Francisco Pacheco - " Le Christ servi par les anges dans le désert"
 
Velasquez - "Portrait de Philippe IV en chasseur"
 
Francisco Zurbaran - "Portrait  d'Alvar Velasquez de Lara"

Murillo - " Vierge au chapelet"

Et quelques modernes comme ce "Chanteur de flamenco" de Carlos Pradal sur lequel j'ai "flashé"...

... ou ce "Combattant espagnol" de Javier Bueno.



Finalement, un très intéressant petit musée de province.


vendredi 17 mars 2017

Bien le bonjour de Castres

Chef-lieu du Tarn, à une quarantaine de kilomètres au sud d'Albi, Castres, ville d'environ 42.000 habitants, fut naguère florissante grâce aux industries textiles, notamment la draperie.
Place Jean Jaurès
Statue de Jaurès sur la place qui porte son nom

La ville natale de Jean Jaurès possède des édifices des XVII° et XVIII° siècle dont l'hôtel de Nayrac de style Renaissance toulousaine.






L'hôtel de ville, ancien évêché dont les plans ont été dessinés par Jules Hardouin-Mansart, l'un des architectes de Versailles, orné d'un jardin à la française réalisé par Le Nôtre, abrite le musée Goya qui sera l'objet d'un prochain billet.

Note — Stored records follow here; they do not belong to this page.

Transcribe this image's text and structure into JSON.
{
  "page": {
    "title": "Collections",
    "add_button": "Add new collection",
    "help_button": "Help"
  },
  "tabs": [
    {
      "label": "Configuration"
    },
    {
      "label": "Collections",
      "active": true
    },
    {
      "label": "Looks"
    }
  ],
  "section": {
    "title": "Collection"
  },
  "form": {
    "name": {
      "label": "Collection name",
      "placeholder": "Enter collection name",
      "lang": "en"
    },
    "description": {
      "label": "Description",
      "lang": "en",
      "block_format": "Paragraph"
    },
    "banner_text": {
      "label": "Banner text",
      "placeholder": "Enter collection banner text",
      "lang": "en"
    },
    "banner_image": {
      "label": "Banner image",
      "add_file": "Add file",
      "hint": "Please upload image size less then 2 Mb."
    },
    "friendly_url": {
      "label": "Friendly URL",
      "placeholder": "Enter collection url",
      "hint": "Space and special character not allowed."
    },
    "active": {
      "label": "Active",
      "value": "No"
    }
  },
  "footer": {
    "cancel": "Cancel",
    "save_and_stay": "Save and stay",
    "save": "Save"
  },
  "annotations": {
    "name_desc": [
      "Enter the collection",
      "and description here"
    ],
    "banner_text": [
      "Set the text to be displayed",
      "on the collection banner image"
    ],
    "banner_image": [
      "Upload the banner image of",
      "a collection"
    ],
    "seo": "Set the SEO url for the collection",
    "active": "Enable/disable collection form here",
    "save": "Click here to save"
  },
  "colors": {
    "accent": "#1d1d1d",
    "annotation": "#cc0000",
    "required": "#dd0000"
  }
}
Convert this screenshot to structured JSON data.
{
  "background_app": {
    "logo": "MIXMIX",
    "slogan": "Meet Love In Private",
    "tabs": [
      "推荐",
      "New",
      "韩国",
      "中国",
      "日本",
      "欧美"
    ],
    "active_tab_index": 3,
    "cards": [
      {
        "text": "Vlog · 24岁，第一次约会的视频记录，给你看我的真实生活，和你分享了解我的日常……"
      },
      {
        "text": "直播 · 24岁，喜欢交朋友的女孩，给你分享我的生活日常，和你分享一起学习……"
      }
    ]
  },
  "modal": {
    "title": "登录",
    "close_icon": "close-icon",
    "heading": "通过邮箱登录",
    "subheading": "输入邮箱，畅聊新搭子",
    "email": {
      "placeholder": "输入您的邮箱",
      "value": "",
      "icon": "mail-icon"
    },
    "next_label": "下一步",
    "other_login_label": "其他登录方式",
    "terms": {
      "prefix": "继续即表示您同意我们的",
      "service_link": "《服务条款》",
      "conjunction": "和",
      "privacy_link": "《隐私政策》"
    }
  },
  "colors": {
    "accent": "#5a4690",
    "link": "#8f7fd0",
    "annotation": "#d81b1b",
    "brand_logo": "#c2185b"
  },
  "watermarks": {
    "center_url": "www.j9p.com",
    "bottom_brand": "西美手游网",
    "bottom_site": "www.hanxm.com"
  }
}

Castres est souvent surnommée la "Petite Venise du Tarn" avec ses maisons sur l'Agout dont les teintes qui varient du vert à l'ocre, plongent leurs soubassements de pierre dans les eaux de la rivière. Des caves de ces maisons, ouvertes de portes en ogive au ras de l'eau, les tanneurs du XVII° siècle venaient laver leurs peaux.


Autre joyau du patrimoine de la ville, le théâtre à l'italienne de Castres de 550 places a été construit au début du XIXe siècle.